Afrika hanya sebagai alternatif terhadap perubahan iklim

“Tiongkok harus pergi ke Afrika,” kata Lina Benabdallah, pakar hubungan Tiongkok-Afrika dari Universitas Wake Forest di negara bagian North Carolina, AS. Panel surya dan mobil listrik Tiongkok akan mengalami kesulitan besar di pasar Amerika dan Eropa karena tarif yang menghukum.
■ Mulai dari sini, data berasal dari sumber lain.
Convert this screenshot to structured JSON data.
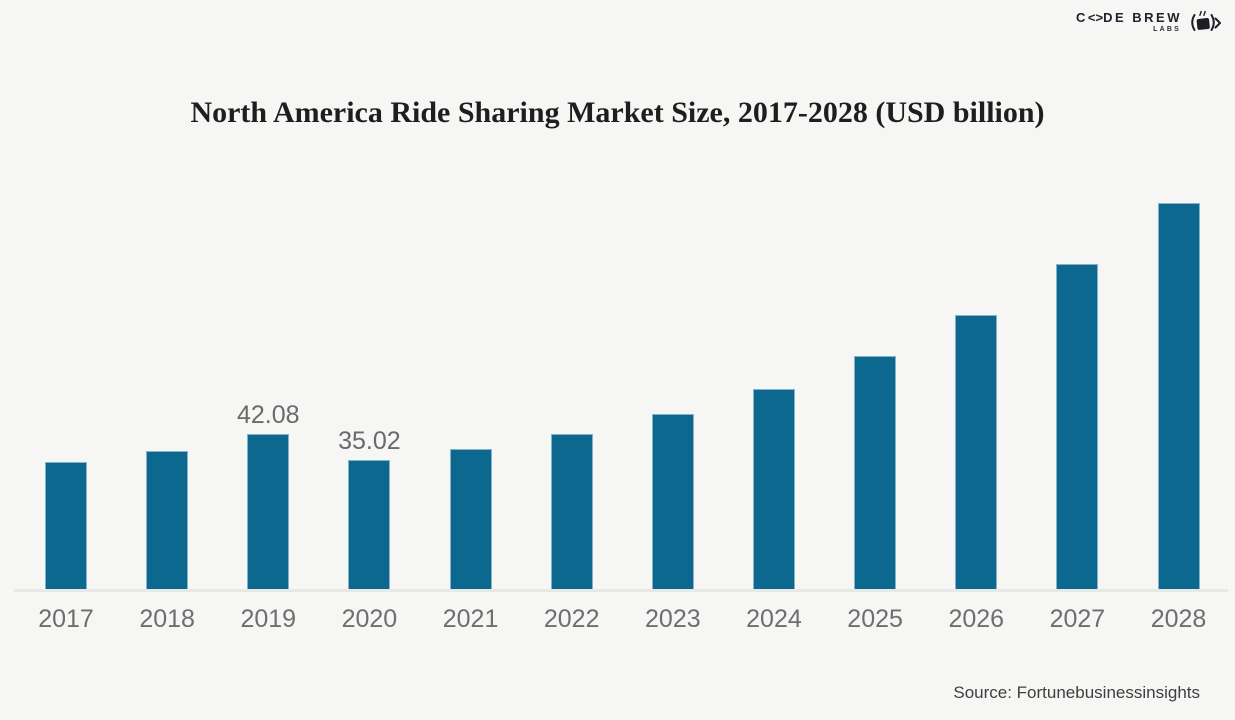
{
  "logo": {
    "brand_c": "C",
    "brand_brackets": "<>",
    "brand_rest": "DE BREW",
    "sub": "LABS"
  },
  "source_note": "Source: Fortunebusinessinsights",
  "chart_data": {
    "type": "bar",
    "title": "North America Ride Sharing Market Size, 2017-2028 (USD billion)",
    "xlabel": "",
    "ylabel": "",
    "categories": [
      "2017",
      "2018",
      "2019",
      "2020",
      "2021",
      "2022",
      "2023",
      "2024",
      "2025",
      "2026",
      "2027",
      "2028"
    ],
    "values": [
      34.7,
      37.6,
      42.08,
      35.02,
      38.1,
      42.2,
      47.6,
      54.3,
      63.2,
      74.3,
      88.1,
      104.6
    ],
    "data_labels": [
      "",
      "",
      "42.08",
      "35.02",
      "",
      "",
      "",
      "",
      "",
      "",
      "",
      ""
    ],
    "bar_color": "#0c688e",
    "ylim": [
      0,
      110
    ],
    "grid": false,
    "legend": "none",
    "background_color": "#f6f6f5",
    "label_color": "#6e6e6e"
  }
}
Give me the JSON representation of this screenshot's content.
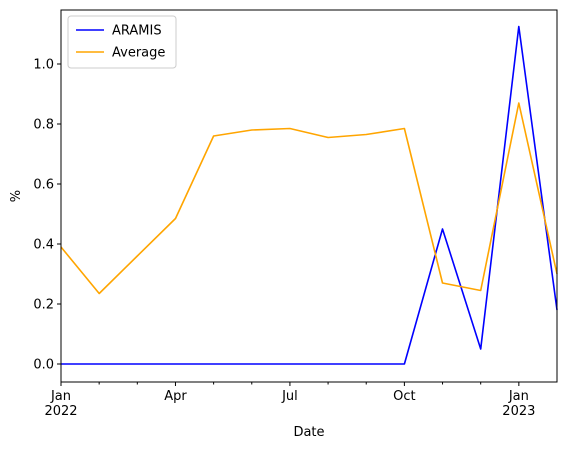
{
  "chart_data": {
    "type": "line",
    "xlabel": "Date",
    "ylabel": "%",
    "x": [
      "2022-01",
      "2022-02",
      "2022-03",
      "2022-04",
      "2022-05",
      "2022-06",
      "2022-07",
      "2022-08",
      "2022-09",
      "2022-10",
      "2022-11",
      "2022-12",
      "2023-01",
      "2023-02"
    ],
    "x_ticks": [
      {
        "label": "Jan",
        "sublabel": "2022",
        "x": "2022-01"
      },
      {
        "label": "Apr",
        "sublabel": "",
        "x": "2022-04"
      },
      {
        "label": "Jul",
        "sublabel": "",
        "x": "2022-07"
      },
      {
        "label": "Oct",
        "sublabel": "",
        "x": "2022-10"
      },
      {
        "label": "Jan",
        "sublabel": "2023",
        "x": "2023-01"
      }
    ],
    "x_minor_ticks": [
      "2022-02",
      "2022-03",
      "2022-05",
      "2022-06",
      "2022-08",
      "2022-09",
      "2022-11",
      "2022-12"
    ],
    "y_ticks": [
      "0.0",
      "0.2",
      "0.4",
      "0.6",
      "0.8",
      "1.0"
    ],
    "ylim": [
      -0.06,
      1.18
    ],
    "grid": false,
    "legend_position": "top-left",
    "series": [
      {
        "name": "ARAMIS",
        "color": "#0000ff",
        "values": [
          0.0,
          0.0,
          0.0,
          0.0,
          0.0,
          0.0,
          0.0,
          0.0,
          0.0,
          0.0,
          0.45,
          0.05,
          1.125,
          0.18
        ]
      },
      {
        "name": "Average",
        "color": "#ffa500",
        "values": [
          0.39,
          0.235,
          0.36,
          0.485,
          0.76,
          0.78,
          0.785,
          0.755,
          0.765,
          0.785,
          0.27,
          0.245,
          0.87,
          0.3
        ]
      }
    ]
  }
}
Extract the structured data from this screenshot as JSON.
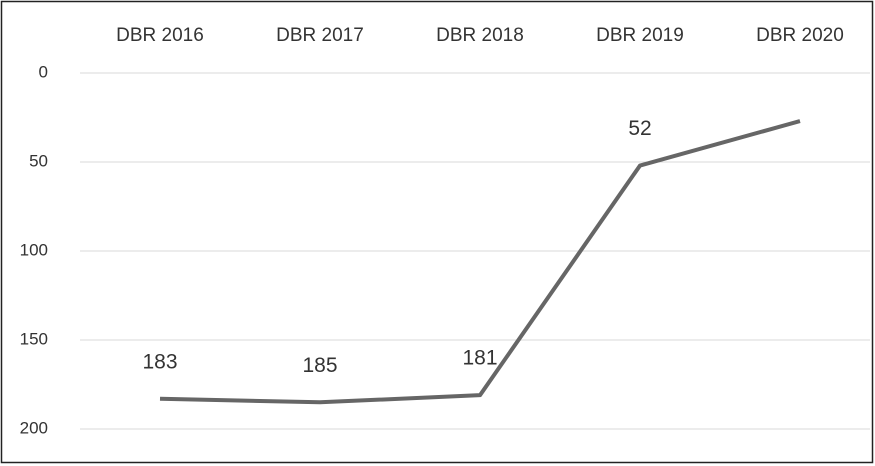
{
  "chart_data": {
    "type": "line",
    "categories": [
      "DBR 2016",
      "DBR 2017",
      "DBR 2018",
      "DBR 2019",
      "DBR 2020"
    ],
    "series": [
      {
        "color": "#666666",
        "values": [
          183,
          185,
          181,
          52,
          27
        ]
      }
    ],
    "value_labels": [
      "183",
      "185",
      "181",
      "52",
      null
    ],
    "ylim": [
      0,
      200
    ],
    "yticks": [
      0,
      50,
      100,
      150,
      200
    ],
    "y_inverted": true,
    "grid": true
  }
}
Komisi UE, misalnya, melihat adanya subsidi negara yang ilegal dan mengenakan denda pada modul surya dari Tiongkok antara tahun 2018 dan 2023. Dengan menggunakan argumen yang sama, Brussels memberlakukan tarif impor terhadap mobil listrik dari Tiongkok pada bulan Juli. UE melihat hal ini mengganggu persaingan yang sehat. Peraturan tersebut berlaku hingga November.

Pakar Benabdallah melihat tidak ada bahaya dibanjiri barang-barang Tiongkok. “Sungguh ironis bahwa beberapa tahun yang lalu negara-negara Barat menuduh Tiongkok berbuat terlalu sedikit terhadap perubahan iklim. Namun kini mereka mengatakan hal itu terlalu berlebihan.”

Namun, pengawas persaingan usaha di Brussels percaya bahwa produsen Tiongkok menggunakan subsidi besar-besaran untuk membanjiri pasar global dengan produk mereka dengan harga lebih murah. Hal ini menciptakan kelebihan kapasitas yang diproduksi secara artifisial oleh negara.

Namun, para pakar Tiongkok merasa skeptis mengenai apakah pasar Afrika dapat menggantikan konsumen dengan pengeluaran besar di negara-negara industri. “Afrika memiliki potensi yang besar, namun pasar di sana kecil dan terpecah,” kata Zhou Yuyuan, pakar Afrika di Institut Studi Kebijakan Luar Negeri Shanghai dalam wawancara dengan ARD. “Mereka hanyalah sebuah alternatif. Namun tidak realistis untuk berharap bahwa Afrika akan menjadi mitra dagang terbesar Tiongkok hanya karena produk transisi energi.”

Neema dari Mauritian jauh lebih optimis. “Pasar di Afrika belum cukup besar. Namun Afrika sangat membutuhkan solusi ramah lingkungan terhadap kurangnya pasokan energi dari Tiongkok.”